4. Aide publique au développement de la France

 Entre 2019 et 2021 (dernières données disponibles), la Namibie a reçu en moyenne 168 MUSD de versements bruts d’Aide Publique au Développement (APD) par an de la part des bailleurs bilatéraux. La grande majorité provenait de l’Allemagne (près de 50%) et des Etats-Unis (40%). Sur la période, la France a été le troisième pays contributeur à l’APD bilatérale (7 MUSD en moyenne par an, soit 4% du total). Elle a notamment financé de l’expertise technique : (i) développement des partenariats publics-privés (infrastructures portuaires et logistiques de Walvis Bay) ; (ii) renforcement des compétences des autorités locales dans la gestion de l’eau et de la sécheresse ; (iii) soutien à l’émergence de nouvelles sources de revenus pour la protection de la biodiversité. Elle a plus récemment élargi son portefeuille en s’engageant dans la transition énergétique et environnementale du pays. Elle finance notamment un prêt à Nampower pour la construction d’une centrale biomasse (100 MEUR) et des lignes de crédit Sunref en faveur de trois banques commerciales (15 MUSD). A la fin de l’année 2023, le portefeuille de l’AFD devrait ainsi atteindre 191 MEUR, contre 67,7 MEUR fin 2021.

 

5. Relations économiques avec la France

5.1. Échanges commerciaux avec la France

Les échanges commerciaux entre la France et la Namibie ont progressé de 24% en 2022, pour atteindre 152 MEUR. Cette dynamique s’explique principalement par la forte progression des importations (+29% à 132 MEUR), les exportations ayant au contraire peu évolué sur l’année (+3% à 20,5 MEUR). La France enregistre un déficit commercial structurel avec la Namibie, qui a atteint 111 MEUR en 2022, soit un point haut depuis 2016. Le commerce bilatéral a progressé pour la quatrième année consécutive, bien qu’il reste toujours nettement en deçà des niveaux observés au début de la décennie (point haut de 315 MEUR en 2012). Si la Namibie est un fournisseur stratégique sur le plan énergétique, elle reste un partenaire commercial marginal, en raison notamment de l’étroitesse de son marché et du caractère peu diversifié des échanges (uranium et poisson).

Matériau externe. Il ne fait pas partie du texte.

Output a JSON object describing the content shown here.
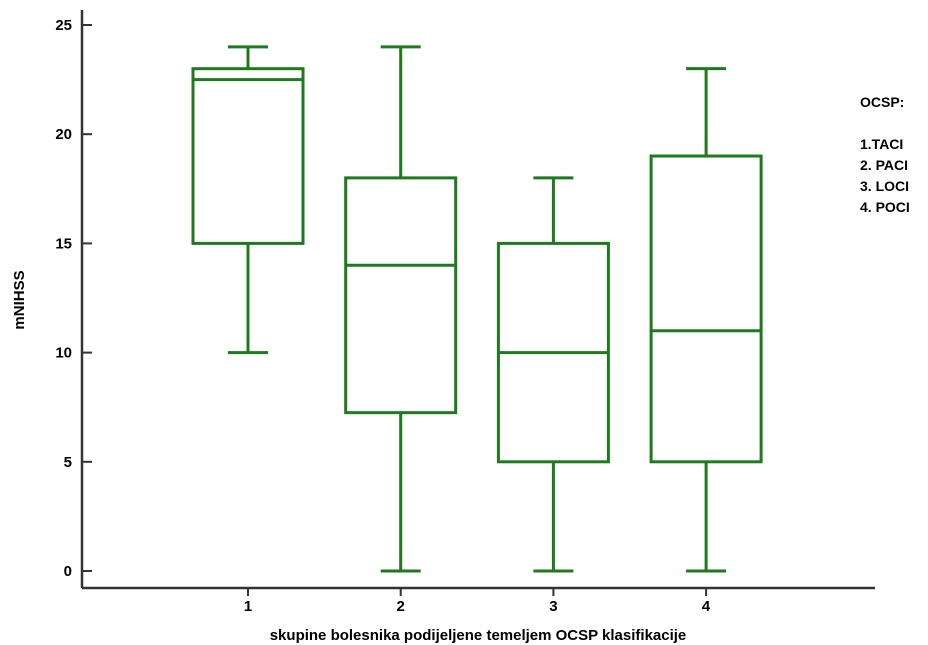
{
  "chart_data": {
    "type": "box",
    "xlabel": "skupine bolesnika podijeljene temeljem OCSP klasifikacije",
    "ylabel": "mNIHSS",
    "ylim": [
      0,
      25
    ],
    "yticks": [
      "0",
      "5",
      "10",
      "15",
      "20",
      "25"
    ],
    "categories": [
      "1",
      "2",
      "3",
      "4"
    ],
    "boxes": [
      {
        "category": "1",
        "min": 10,
        "q1": 15,
        "median": 22.5,
        "q3": 23,
        "max": 24
      },
      {
        "category": "2",
        "min": 0,
        "q1": 7.25,
        "median": 14,
        "q3": 18,
        "max": 24
      },
      {
        "category": "3",
        "min": 0,
        "q1": 5,
        "median": 10,
        "q3": 15,
        "max": 18
      },
      {
        "category": "4",
        "min": 0,
        "q1": 5,
        "median": 11,
        "q3": 19,
        "max": 23
      }
    ],
    "box_color": "#1e7a1e",
    "grid": false,
    "legend_position": "right"
  },
  "legend": {
    "title": "OCSP:",
    "items": [
      "1.TACI",
      "2. PACI",
      "3. LOCI",
      "4. POCI"
    ]
  }
}
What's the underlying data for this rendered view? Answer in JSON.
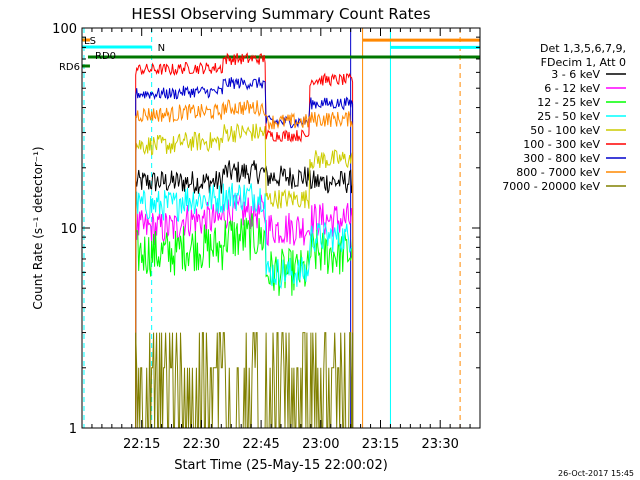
{
  "chart_data": {
    "type": "line",
    "title": "HESSI Observing Summary Count Rates",
    "xlabel": "Start Time (25-May-15 22:00:02)",
    "ylabel": "Count Rate (s⁻¹ detector⁻¹)",
    "yscale": "log",
    "ylim": [
      1,
      100
    ],
    "xlim_minutes": [
      0,
      100
    ],
    "x_ticks": [
      {
        "minute": 15,
        "label": "22:15"
      },
      {
        "minute": 30,
        "label": "22:30"
      },
      {
        "minute": 45,
        "label": "22:45"
      },
      {
        "minute": 60,
        "label": "23:00"
      },
      {
        "minute": 75,
        "label": "23:15"
      },
      {
        "minute": 90,
        "label": "23:30"
      }
    ],
    "y_ticks": [
      {
        "value": 1,
        "label": "1"
      },
      {
        "value": 10,
        "label": "10"
      },
      {
        "value": 100,
        "label": "100"
      }
    ],
    "legend": {
      "placement": "right",
      "header": [
        "Det 1,3,5,6,7,9,",
        "FDecim 1, Att 0"
      ]
    },
    "series": [
      {
        "name": "3 - 6 keV",
        "color": "#000000",
        "start": 13.5,
        "end": 68,
        "levels": [
          17,
          17,
          19,
          18,
          17
        ],
        "noise": 0.06
      },
      {
        "name": "6 - 12 keV",
        "color": "#ff00ff",
        "start": 13.5,
        "end": 68,
        "levels": [
          10,
          11,
          12,
          10,
          11
        ],
        "noise": 0.09
      },
      {
        "name": "12 - 25 keV",
        "color": "#00ff00",
        "start": 13.5,
        "end": 68,
        "levels": [
          7.5,
          8,
          9,
          6,
          7.5
        ],
        "noise": 0.12
      },
      {
        "name": "25 - 50 keV",
        "color": "#00ffff",
        "start": 13.5,
        "end": 68,
        "levels": [
          13,
          14,
          14.5,
          6,
          9
        ],
        "noise": 0.08
      },
      {
        "name": "50 - 100 keV",
        "color": "#cccc00",
        "start": 13.5,
        "end": 68,
        "levels": [
          26,
          27,
          30,
          14,
          22
        ],
        "noise": 0.05
      },
      {
        "name": "100 - 300 keV",
        "color": "#ff0000",
        "start": 13.5,
        "end": 68,
        "levels": [
          62,
          63,
          70,
          29,
          55
        ],
        "noise": 0.03
      },
      {
        "name": "300 - 800 keV",
        "color": "#0000cc",
        "start": 13.5,
        "end": 68,
        "levels": [
          47,
          48,
          53,
          34,
          42
        ],
        "noise": 0.03
      },
      {
        "name": "800 - 7000 keV",
        "color": "#ff8800",
        "start": 13.5,
        "end": 68,
        "levels": [
          37,
          38,
          40,
          34,
          35
        ],
        "noise": 0.04
      },
      {
        "name": "7000 - 20000 keV",
        "color": "#808000",
        "start": 13.5,
        "end": 68,
        "levels": [
          1.5,
          2,
          2.5,
          2.5,
          2
        ],
        "noise": 0.25
      }
    ],
    "flags": [
      {
        "label": "LS",
        "color": "#ff8800",
        "segments": [
          [
            0,
            2
          ]
        ]
      },
      {
        "label": "N",
        "color": "#00ffff",
        "segments": [
          [
            0,
            17.5
          ]
        ]
      },
      {
        "label": "RD6",
        "color": "#007700",
        "segments": [
          [
            0,
            2
          ]
        ]
      },
      {
        "label": "RD0",
        "color": "#007700",
        "segments": [
          [
            1.5,
            100
          ]
        ]
      }
    ],
    "vertical_markers": [
      {
        "minute": 0.5,
        "color": "#00ffff",
        "style": "dashed"
      },
      {
        "minute": 17.5,
        "color": "#00ffff",
        "style": "dashed"
      },
      {
        "minute": 67.5,
        "color": "#0000cc",
        "style": "solid"
      },
      {
        "minute": 70.5,
        "color": "#ff8800",
        "style": "solid"
      },
      {
        "minute": 77.5,
        "color": "#00ffff",
        "style": "solid"
      },
      {
        "minute": 95,
        "color": "#ff8800",
        "style": "dashed"
      }
    ],
    "attenuator_bars": [
      {
        "color": "#ff8800",
        "from": 70.5,
        "to": 100,
        "value": 87
      },
      {
        "color": "#00ffff",
        "from": 77.5,
        "to": 100,
        "value": 80
      }
    ]
  },
  "timestamp": "26-Oct-2017 15:45"
}
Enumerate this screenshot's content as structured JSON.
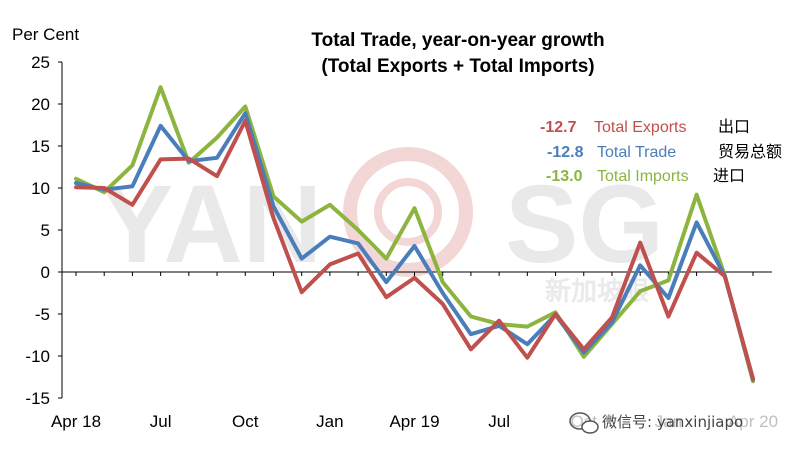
{
  "watermark": {
    "text_left": "YAN",
    "text_right": "SG",
    "text_cn": "新加坡眼"
  },
  "footer": {
    "wechat_text": "微信号: yanxinjiapo"
  },
  "chart_data": {
    "type": "line",
    "title_line1": "Total Trade, year-on-year growth",
    "title_line2": "(Total Exports + Total Imports)",
    "ylabel": "Per Cent",
    "ylim": [
      -15,
      25
    ],
    "yticks": [
      25,
      20,
      15,
      10,
      5,
      0,
      -5,
      -10,
      -15
    ],
    "x_tick_labels": [
      {
        "index": 0,
        "label": "Apr 18"
      },
      {
        "index": 3,
        "label": "Jul"
      },
      {
        "index": 6,
        "label": "Oct"
      },
      {
        "index": 9,
        "label": "Jan"
      },
      {
        "index": 12,
        "label": "Apr 19"
      },
      {
        "index": 15,
        "label": "Jul"
      },
      {
        "index": 18,
        "label": "Oct"
      },
      {
        "index": 21,
        "label": "Jan"
      },
      {
        "index": 24,
        "label": "Apr 20"
      }
    ],
    "months": [
      "Apr 18",
      "May 18",
      "Jun 18",
      "Jul 18",
      "Aug 18",
      "Sep 18",
      "Oct 18",
      "Nov 18",
      "Dec 18",
      "Jan 19",
      "Feb 19",
      "Mar 19",
      "Apr 19",
      "May 19",
      "Jun 19",
      "Jul 19",
      "Aug 19",
      "Sep 19",
      "Oct 19",
      "Nov 19",
      "Dec 19",
      "Jan 20",
      "Feb 20",
      "Mar 20",
      "Apr 20"
    ],
    "series": [
      {
        "name": "Total Exports",
        "name_cn": "出口",
        "latest": "-12.7",
        "color": "#c0504d",
        "values": [
          10.1,
          10.0,
          8.0,
          13.4,
          13.5,
          11.4,
          18.0,
          6.4,
          -2.4,
          0.9,
          2.2,
          -3.0,
          -0.7,
          -3.8,
          -9.2,
          -5.8,
          -10.2,
          -5.0,
          -9.2,
          -5.4,
          3.5,
          -5.3,
          2.3,
          -0.5,
          -12.7
        ]
      },
      {
        "name": "Total Trade",
        "name_cn": "贸易总额",
        "latest": "-12.8",
        "color": "#4a7ebb",
        "values": [
          10.6,
          9.8,
          10.2,
          17.4,
          13.2,
          13.6,
          18.9,
          7.8,
          1.6,
          4.2,
          3.4,
          -1.2,
          3.1,
          -2.5,
          -7.4,
          -6.4,
          -8.6,
          -5.1,
          -9.6,
          -6.0,
          0.8,
          -3.1,
          5.9,
          -0.5,
          -12.8
        ]
      },
      {
        "name": "Total Imports",
        "name_cn": "进口",
        "latest": "-13.0",
        "color": "#8cb43f",
        "values": [
          11.1,
          9.5,
          12.7,
          22.0,
          13.0,
          16.0,
          19.7,
          9.0,
          6.0,
          8.0,
          5.0,
          1.6,
          7.6,
          -1.2,
          -5.3,
          -6.2,
          -6.5,
          -4.8,
          -10.1,
          -6.2,
          -2.3,
          -1.0,
          9.2,
          -0.4,
          -13.0
        ]
      }
    ]
  }
}
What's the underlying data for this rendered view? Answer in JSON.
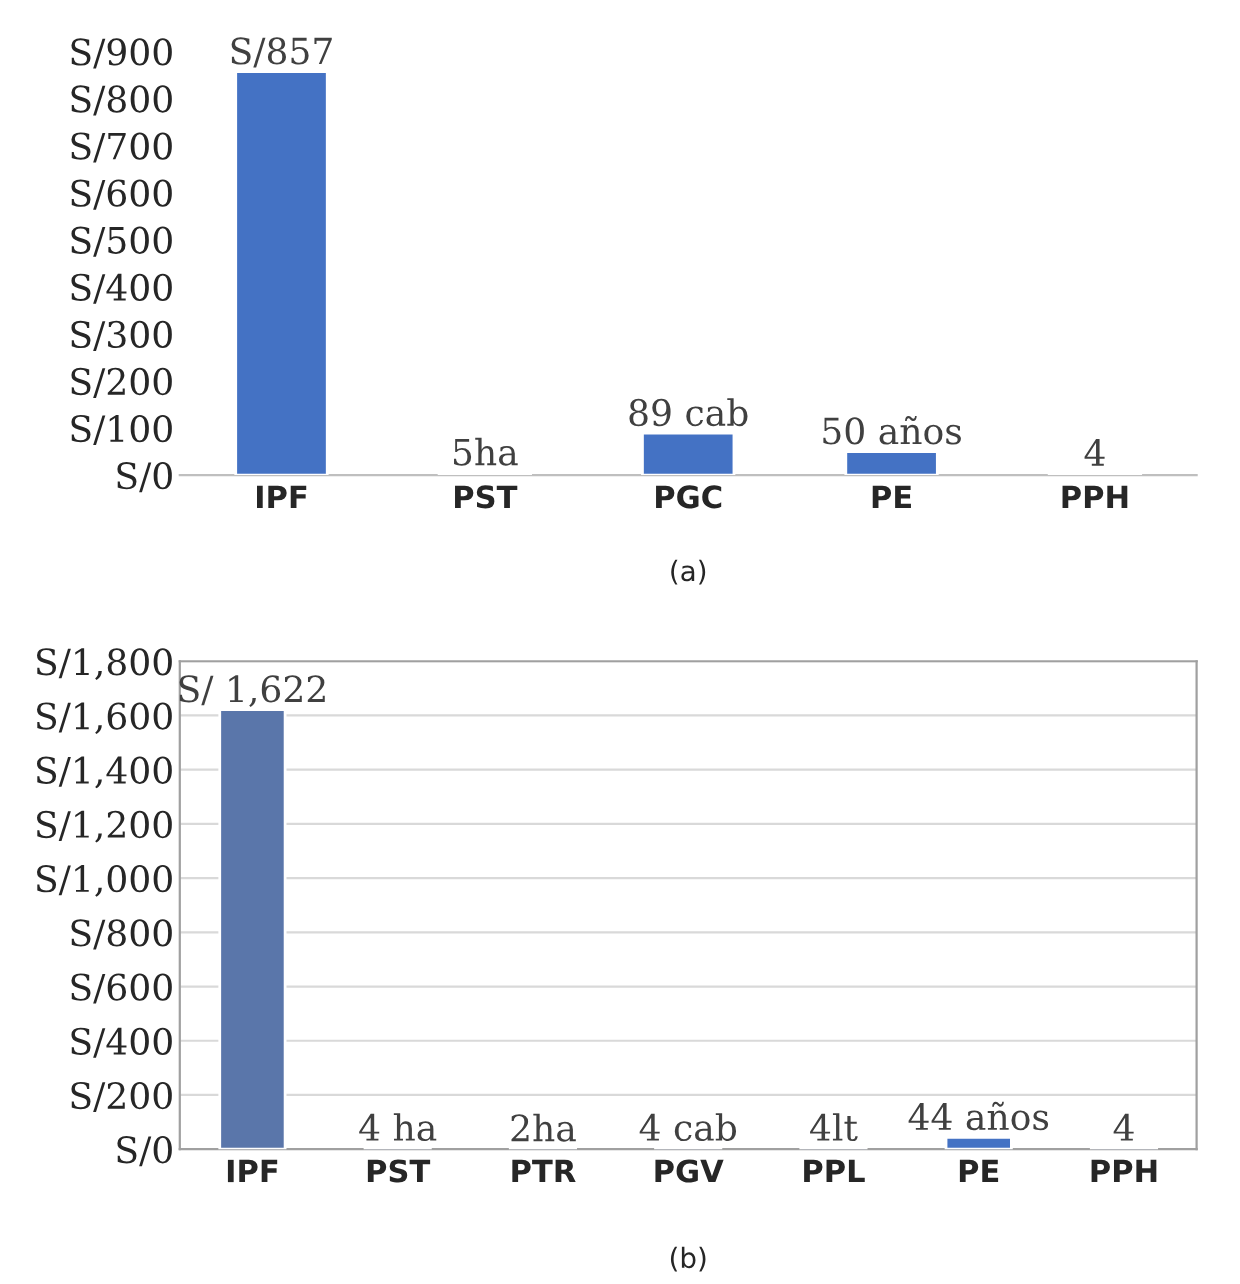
{
  "chart_data": [
    {
      "type": "bar",
      "categories": [
        "IPF",
        "PST",
        "PGC",
        "PE",
        "PPH"
      ],
      "values": [
        857,
        5,
        89,
        50,
        4
      ],
      "colors": [
        "#4472c4",
        "#4472c4",
        "#4472c4",
        "#4472c4",
        "#4472c4"
      ],
      "value_labels": [
        "S/857",
        "5ha",
        "89 cab",
        "50 años",
        "4"
      ],
      "ylim": [
        0,
        900
      ],
      "yticks": [
        {
          "value": 0,
          "label": "S/0"
        },
        {
          "value": 100,
          "label": "S/100"
        },
        {
          "value": 200,
          "label": "S/200"
        },
        {
          "value": 300,
          "label": "S/300"
        },
        {
          "value": 400,
          "label": "S/400"
        },
        {
          "value": 500,
          "label": "S/500"
        },
        {
          "value": 600,
          "label": "S/600"
        },
        {
          "value": 700,
          "label": "S/700"
        },
        {
          "value": 800,
          "label": "S/800"
        },
        {
          "value": 900,
          "label": "S/900"
        }
      ],
      "grid": false,
      "annotations": [
        "(a)"
      ]
    },
    {
      "type": "bar",
      "categories": [
        "IPF",
        "PST",
        "PTR",
        "PGV",
        "PPL",
        "PE",
        "PPH"
      ],
      "values": [
        1622,
        4,
        2,
        4,
        4,
        44,
        4
      ],
      "colors": [
        "#5a76aa",
        "#4472c4",
        "#4472c4",
        "#4472c4",
        "#4472c4",
        "#4472c4",
        "#4472c4"
      ],
      "value_labels": [
        "S/ 1,622",
        "4 ha",
        "2ha",
        "4 cab",
        "4lt",
        "44 años",
        "4"
      ],
      "ylim": [
        0,
        1800
      ],
      "yticks": [
        {
          "value": 0,
          "label": "S/0"
        },
        {
          "value": 200,
          "label": "S/200"
        },
        {
          "value": 400,
          "label": "S/400"
        },
        {
          "value": 600,
          "label": "S/600"
        },
        {
          "value": 800,
          "label": "S/800"
        },
        {
          "value": 1000,
          "label": "S/1,000"
        },
        {
          "value": 1200,
          "label": "S/1,200"
        },
        {
          "value": 1400,
          "label": "S/1,400"
        },
        {
          "value": 1600,
          "label": "S/1,600"
        },
        {
          "value": 1800,
          "label": "S/1,800"
        }
      ],
      "grid": "y",
      "annotations": [
        "(b)"
      ]
    }
  ]
}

5.2. IDE et présence française

Une douzaine d’entreprises françaises sont implantées en Namibie, employant près de 300 personnes. Il s’agit principalement de grandes entreprises opérant dans les secteurs énergétique (Total et Innosun, producteur indépendant d’électricité exploitant des parcs solaire et éolien – Total Energies explore activement le bassin d’Orange pour développer ses activités de gaz) et du transport et de la logistique (Bolloré et CMA-CGM). Les autres secteurs représentés sont : l’eau et l’assainissement avec Veolia (traitement des eaux usées de Windhoek et traitement d’effluents industriels) ; les gaz industriels (Air Liquide) ; la métallurgie (3C Metal Belmet), le BTP (Colas et Freyssinet) ; l’agroalimentaire (Pernod-Ricard) ; les services (JCDecaux et Bureau Veritas) ; le tourisme (employeur important pour les Français établis en Namibie) ; les mines (Orano – mine actuellement à l’arrêt) et l’hôtellerie (rachat d’un hôtel à Windhoek par le fonds d’investissements Kasada, associé au groupe Accor).

Hydrogène de France (HDF) développe par ailleurs un projet d’approvisionnement énergétique pour la ville de Swakopmund, avec sa technologie Renewstable (procédé de conversion de l'énergie photovoltaïque en hydrogène – Power to Power – qui vise à limiter l'intermittence de la production d'énergies renouvelables). Ce projet joue un rôle de démonstrateur crucial pour l’entreprise, qui pourrait à terme étendre son développement en Afrique australe.